= National Organization for Albinism and Hypopigmentation =

U.S. nonprofit organization

The National Organization for Albinism and Hypopigmentation (NOAH) is a non-profit organization that assists people who have albinism. NOAH was created in 1982 and is based in East Hampstead, New Hampshire, United States.

NOAH is operated by volunteers. It is funded primarily by member dues and contributions. NOAH also receives received grants for specific projects, such as its handbook for new parents. The NOAH board of directors has committees on advocacy, conferences, financial development, albinism awareness, and editorial.

NOAH sponsors workshops and conferences on albinism. It also publishes a quarterly magazine, Albinism InSight, information bulletins, a network of local chapters and contact people, an informational Web site and bulletin boards. The objective is to disseminate correct information about albinism through the media, libraries, medical professionals, and support groups for people with albinism in the United States and other countries the Albinism World Alliance.

== Advocacy ==
NOAH has worked with Positive Exposure and the Under the Same Sun Fund to stop the violence against individuals with albinism in parts of Africa, specifically in Tanzania. In that nation, dozens of people with albinism have been slaughtered by individuals believing that their body parts will bring them good fortune.

in 2006 NOAH criticized the creators of the film The Da Vinci Code for its portrayal of a clichéd and offensive albino character named Silas. In a report by the Associated Press, NOAH President Mike McGowan was quoted as saying "The Da Vinci character is just the latest in a long string. The problem is there has been no balance. There are no realistic, sympathetic or heroic characters with albinism that you can find in movies or popular culture."
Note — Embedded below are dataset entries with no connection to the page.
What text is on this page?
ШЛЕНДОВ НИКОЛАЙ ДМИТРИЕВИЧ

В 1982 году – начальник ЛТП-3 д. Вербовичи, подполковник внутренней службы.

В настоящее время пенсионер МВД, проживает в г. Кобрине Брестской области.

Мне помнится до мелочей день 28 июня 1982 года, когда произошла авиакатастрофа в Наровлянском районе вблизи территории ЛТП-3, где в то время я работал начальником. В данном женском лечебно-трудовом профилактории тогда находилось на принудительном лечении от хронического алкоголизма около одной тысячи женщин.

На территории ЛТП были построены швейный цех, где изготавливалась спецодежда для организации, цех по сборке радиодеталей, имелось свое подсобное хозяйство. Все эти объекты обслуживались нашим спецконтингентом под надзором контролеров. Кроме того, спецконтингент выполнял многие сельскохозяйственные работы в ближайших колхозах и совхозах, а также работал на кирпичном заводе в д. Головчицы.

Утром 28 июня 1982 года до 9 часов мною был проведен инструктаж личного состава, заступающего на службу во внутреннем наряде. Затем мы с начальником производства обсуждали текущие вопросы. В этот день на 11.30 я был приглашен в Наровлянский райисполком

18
Skinema.com, a Web site run by San Francisco dermatologist Vail Reese, documents the portrayal of conditions like albinism in the media. NOAH works to counter negative and inaccurate depictions of albinism.

== Conferences and national events ==
Every two years, NOAH hosts the NOAH National Conference. Session topics include genetic research, vision testing, educational concerns, employment, makeup, social issues and technology. Because of the rarity of albinism, the NOAH conferences allow people with albinism to meet with others sharing the same condition. Several local chapters and special interest groups also host mini-conferences throughout the year.

On years between national conferences, Noah hosts a social weekend called Adult Day. The event provides educational programming, social events and community service projects to keep the albinism community connected.

In 2005, NOAH held its first Family Summer Camp in Mount Union, Pennsylvania. This was the first and only summer camp experience designed specifically for children with albinism. The camp provides structured activities, educational sessions and social events for young children and families, taking into account the unique visual and sun care needs of children with the condition.

In 2008, NOAH established the Michael J. McGowan Leadership Scholarship Award for college students with albinism. It was named after NOAH president Michael J. McGowan. NOAH awards one scholarship annually to a student with albinism enrolled in an undergraduate college program.

== Support services for parents of newly diagnosed children ==
NOAH provides special support to parents with newly diagnosed children. NOAH's Rapid Responder Program connects new parents with other parents of children with albinism to share concerns and reassurance. Specially trained Rapid Responders provide medical, social and biological information on albinism.

In 2008, NOAH announced the release of its first full-length book, titled Raising a Child with Albinism: A Guide to the Early Years. While its focus is on children from birth through first grade, the book also provides information and advice for parents of older children.

== Partnerships ==
NOAH maintains collaborative relationships with the HPS Network, which promotes research, fellowship and advocacy for individuals with Heřmanský–Pudlák syndrome. In 1998, NOAH established a relationship with Positive Exposure, a New York-based initiative that celebrates genetic diversity through photography and international advocacy efforts.